Interestingly, Canon 392 also enjoins a bishop to “exercise vigilance so that abuses do not creep into ecclesiastical discipline, especially regarding the ministry of the word, the celebration of the sacraments and sacramentals, the worship of God and the veneration of the saints, and the administration of goods.”

“How do you ‘avoid discord’ by managing these traditionally inclined faithful Catholics (with their large families) when at the same time you allow every other parish to do just about anything they want without the slightest peep, even in the face of absurd innovations or liturgical abuses?” Fr. John Zuhldorf wrote in a blog post entitled “Trad lives matter!”

He also charged Malloy with contradicting Summorum Pontificum.

“The Bishop of Rockford wrote ‘with due regard to Art. 2’ and then he completely ignored it and wrote something that precisely contradicted it. According to Art. 2, priests of that diocese – or any other diocese in the world for that matter – do not need his permission.”

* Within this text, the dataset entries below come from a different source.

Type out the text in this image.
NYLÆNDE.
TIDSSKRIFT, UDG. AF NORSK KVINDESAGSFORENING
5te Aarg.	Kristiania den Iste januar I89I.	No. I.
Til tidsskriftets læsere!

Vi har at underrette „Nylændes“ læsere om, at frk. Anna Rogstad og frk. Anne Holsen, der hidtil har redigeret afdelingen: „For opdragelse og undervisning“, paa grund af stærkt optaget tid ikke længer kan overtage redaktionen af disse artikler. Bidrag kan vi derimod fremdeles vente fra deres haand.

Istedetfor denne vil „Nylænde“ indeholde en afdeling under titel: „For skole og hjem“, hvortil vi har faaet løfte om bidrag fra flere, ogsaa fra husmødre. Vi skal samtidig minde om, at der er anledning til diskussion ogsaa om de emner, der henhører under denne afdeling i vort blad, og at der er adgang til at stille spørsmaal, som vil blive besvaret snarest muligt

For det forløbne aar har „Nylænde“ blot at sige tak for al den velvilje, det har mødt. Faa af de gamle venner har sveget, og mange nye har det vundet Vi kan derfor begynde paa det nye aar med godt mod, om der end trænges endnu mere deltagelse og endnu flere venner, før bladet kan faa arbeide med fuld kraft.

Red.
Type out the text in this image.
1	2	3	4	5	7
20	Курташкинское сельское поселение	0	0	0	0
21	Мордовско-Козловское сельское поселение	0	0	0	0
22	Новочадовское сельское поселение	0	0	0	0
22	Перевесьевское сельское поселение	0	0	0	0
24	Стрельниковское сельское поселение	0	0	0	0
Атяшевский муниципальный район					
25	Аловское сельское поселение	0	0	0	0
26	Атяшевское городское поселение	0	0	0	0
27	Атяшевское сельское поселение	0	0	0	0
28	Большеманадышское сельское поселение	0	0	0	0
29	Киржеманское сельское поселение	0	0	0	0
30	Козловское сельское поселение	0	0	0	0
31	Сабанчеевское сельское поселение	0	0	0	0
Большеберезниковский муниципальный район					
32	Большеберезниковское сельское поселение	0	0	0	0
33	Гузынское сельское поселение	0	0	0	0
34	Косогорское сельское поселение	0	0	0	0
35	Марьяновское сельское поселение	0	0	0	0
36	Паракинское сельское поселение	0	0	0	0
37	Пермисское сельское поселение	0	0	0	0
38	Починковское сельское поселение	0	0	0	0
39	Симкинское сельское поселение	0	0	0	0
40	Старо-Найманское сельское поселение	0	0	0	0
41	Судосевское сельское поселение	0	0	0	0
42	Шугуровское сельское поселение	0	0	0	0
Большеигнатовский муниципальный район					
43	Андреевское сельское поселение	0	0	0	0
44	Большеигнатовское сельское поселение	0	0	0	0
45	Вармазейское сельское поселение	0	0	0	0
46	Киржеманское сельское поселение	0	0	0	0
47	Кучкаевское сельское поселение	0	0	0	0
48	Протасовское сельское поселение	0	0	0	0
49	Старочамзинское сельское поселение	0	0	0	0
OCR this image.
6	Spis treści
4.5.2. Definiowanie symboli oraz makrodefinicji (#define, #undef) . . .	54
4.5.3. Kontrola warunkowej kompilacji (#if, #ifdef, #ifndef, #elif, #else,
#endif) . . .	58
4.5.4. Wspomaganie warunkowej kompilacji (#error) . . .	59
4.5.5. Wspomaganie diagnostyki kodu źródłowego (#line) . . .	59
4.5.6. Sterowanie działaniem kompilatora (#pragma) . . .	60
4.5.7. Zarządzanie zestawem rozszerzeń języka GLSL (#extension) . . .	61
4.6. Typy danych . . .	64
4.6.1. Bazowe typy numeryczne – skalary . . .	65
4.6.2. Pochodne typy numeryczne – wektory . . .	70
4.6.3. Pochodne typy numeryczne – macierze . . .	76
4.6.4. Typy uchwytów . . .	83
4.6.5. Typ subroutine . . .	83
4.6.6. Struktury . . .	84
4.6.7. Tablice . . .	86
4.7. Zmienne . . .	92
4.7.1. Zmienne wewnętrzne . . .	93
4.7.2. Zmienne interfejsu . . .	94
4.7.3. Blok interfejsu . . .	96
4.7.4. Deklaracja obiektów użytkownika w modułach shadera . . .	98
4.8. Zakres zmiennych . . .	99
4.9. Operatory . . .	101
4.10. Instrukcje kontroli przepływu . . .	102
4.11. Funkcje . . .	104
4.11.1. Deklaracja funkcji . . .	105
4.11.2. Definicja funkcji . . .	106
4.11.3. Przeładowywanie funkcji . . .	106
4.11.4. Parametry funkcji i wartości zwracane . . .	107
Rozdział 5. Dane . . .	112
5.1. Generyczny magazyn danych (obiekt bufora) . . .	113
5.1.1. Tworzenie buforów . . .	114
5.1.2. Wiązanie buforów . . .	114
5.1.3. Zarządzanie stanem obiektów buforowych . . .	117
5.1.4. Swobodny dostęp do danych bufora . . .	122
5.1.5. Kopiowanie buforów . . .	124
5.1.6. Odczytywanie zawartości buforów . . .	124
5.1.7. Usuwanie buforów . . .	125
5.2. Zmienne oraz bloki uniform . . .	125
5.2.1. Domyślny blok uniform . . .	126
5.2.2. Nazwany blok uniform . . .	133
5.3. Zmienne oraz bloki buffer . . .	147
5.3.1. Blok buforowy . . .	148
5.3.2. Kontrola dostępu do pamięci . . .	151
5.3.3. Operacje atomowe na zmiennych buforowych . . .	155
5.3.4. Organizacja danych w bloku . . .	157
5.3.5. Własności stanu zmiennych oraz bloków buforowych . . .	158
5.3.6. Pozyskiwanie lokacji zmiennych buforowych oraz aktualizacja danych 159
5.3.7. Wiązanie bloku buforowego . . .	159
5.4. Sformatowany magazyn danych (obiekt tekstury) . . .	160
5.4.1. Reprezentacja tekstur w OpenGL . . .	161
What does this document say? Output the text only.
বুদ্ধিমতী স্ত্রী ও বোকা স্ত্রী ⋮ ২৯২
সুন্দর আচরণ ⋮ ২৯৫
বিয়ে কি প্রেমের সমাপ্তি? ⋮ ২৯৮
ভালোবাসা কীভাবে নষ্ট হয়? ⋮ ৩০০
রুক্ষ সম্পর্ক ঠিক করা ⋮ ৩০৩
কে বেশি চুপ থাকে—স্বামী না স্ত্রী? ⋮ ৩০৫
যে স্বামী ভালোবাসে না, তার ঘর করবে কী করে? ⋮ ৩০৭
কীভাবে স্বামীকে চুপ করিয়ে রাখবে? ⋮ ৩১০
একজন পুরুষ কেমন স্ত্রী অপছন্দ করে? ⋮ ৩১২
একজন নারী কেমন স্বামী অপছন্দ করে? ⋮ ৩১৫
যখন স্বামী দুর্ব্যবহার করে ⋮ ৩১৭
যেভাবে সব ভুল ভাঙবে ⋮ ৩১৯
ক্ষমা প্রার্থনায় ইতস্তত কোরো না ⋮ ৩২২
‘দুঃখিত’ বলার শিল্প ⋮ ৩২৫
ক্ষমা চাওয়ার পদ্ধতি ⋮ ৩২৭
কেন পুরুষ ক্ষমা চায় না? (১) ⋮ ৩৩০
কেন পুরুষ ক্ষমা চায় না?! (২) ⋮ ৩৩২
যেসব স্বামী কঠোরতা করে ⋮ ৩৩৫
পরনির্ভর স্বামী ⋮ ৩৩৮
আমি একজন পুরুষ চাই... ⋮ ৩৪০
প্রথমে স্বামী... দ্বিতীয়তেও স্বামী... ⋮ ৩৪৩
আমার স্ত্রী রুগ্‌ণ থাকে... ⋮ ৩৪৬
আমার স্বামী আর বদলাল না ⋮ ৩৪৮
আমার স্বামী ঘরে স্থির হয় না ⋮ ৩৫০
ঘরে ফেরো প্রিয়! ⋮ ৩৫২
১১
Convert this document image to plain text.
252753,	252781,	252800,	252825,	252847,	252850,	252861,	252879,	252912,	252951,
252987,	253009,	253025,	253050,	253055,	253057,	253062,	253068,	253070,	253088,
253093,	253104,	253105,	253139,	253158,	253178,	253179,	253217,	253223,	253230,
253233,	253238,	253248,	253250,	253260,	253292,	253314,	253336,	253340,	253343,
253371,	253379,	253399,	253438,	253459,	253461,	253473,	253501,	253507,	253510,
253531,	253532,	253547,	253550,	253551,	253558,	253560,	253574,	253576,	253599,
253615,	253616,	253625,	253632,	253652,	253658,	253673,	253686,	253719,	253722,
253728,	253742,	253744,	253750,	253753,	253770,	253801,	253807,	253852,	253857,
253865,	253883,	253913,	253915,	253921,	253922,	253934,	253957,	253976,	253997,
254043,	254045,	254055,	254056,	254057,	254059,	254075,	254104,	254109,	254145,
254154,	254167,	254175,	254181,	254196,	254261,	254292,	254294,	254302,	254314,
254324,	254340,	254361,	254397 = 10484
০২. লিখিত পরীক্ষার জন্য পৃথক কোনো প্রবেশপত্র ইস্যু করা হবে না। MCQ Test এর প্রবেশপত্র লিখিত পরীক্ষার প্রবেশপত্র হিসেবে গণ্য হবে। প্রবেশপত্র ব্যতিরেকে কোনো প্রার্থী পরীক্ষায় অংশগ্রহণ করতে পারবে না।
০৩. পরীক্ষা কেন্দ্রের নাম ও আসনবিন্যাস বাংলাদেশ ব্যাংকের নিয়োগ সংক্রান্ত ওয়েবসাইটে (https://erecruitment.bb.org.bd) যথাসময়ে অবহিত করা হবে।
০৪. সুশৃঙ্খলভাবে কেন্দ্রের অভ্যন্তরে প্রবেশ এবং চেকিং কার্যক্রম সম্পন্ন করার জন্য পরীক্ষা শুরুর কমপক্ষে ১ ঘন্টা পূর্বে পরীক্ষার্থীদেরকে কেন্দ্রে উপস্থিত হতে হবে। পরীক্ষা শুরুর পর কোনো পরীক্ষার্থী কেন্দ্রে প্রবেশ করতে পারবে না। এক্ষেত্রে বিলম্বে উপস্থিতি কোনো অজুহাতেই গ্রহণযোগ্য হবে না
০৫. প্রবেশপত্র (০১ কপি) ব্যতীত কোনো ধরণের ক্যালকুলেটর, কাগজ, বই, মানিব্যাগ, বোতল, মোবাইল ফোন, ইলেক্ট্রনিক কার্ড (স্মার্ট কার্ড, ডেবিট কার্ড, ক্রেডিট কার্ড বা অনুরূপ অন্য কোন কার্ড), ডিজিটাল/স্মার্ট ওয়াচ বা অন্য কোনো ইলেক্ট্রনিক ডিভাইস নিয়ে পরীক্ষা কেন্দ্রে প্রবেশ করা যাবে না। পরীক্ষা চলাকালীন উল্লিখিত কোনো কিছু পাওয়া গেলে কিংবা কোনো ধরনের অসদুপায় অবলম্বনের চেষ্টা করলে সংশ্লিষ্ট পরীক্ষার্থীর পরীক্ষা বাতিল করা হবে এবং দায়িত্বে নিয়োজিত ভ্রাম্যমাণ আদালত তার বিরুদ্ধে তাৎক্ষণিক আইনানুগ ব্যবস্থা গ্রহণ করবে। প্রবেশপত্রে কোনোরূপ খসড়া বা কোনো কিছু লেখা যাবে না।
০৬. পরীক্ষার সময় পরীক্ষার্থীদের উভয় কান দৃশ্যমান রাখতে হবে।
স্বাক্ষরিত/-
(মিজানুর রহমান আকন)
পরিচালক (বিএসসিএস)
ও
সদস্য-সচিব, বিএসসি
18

“Granted, Art. 2 says ‘without the people,’ but the Bishop did not restrict himself to that,” Zuhlsdorf said.

Malloy appears to argue the Tridentine Mass is a danger to unity “merely from the fact that it is different from the Novus Ordo,” observed Shaw, adding that this also seems to be behind the ban to celebrate the Novus Ordo Mass “ad orientem.”

But that not only contradicts Summorum Pontificum but Vatican II, he contended.

The Vatican II document Sacrosanctum Concilium “declares that holy Mother Church holds all lawfully acknowledged rites to be of equal right and dignity; that she wishes to preserve them in the future and to foster them in every way(#4).”

It further declares: “Even in the liturgy, the Church has no wish to impose a rigid uniformity in matters which do not implicate the faith or the good of the whole community. (37)”

Ironically, Malloy’s argument “is also contrary to the whole tenor of the 1970 Missal,” Shaw said, “which, as has often been pointed out, is a Missal of options.”

LifeSiteNews contacted the Rockford diocese for comment but has not yet received a response.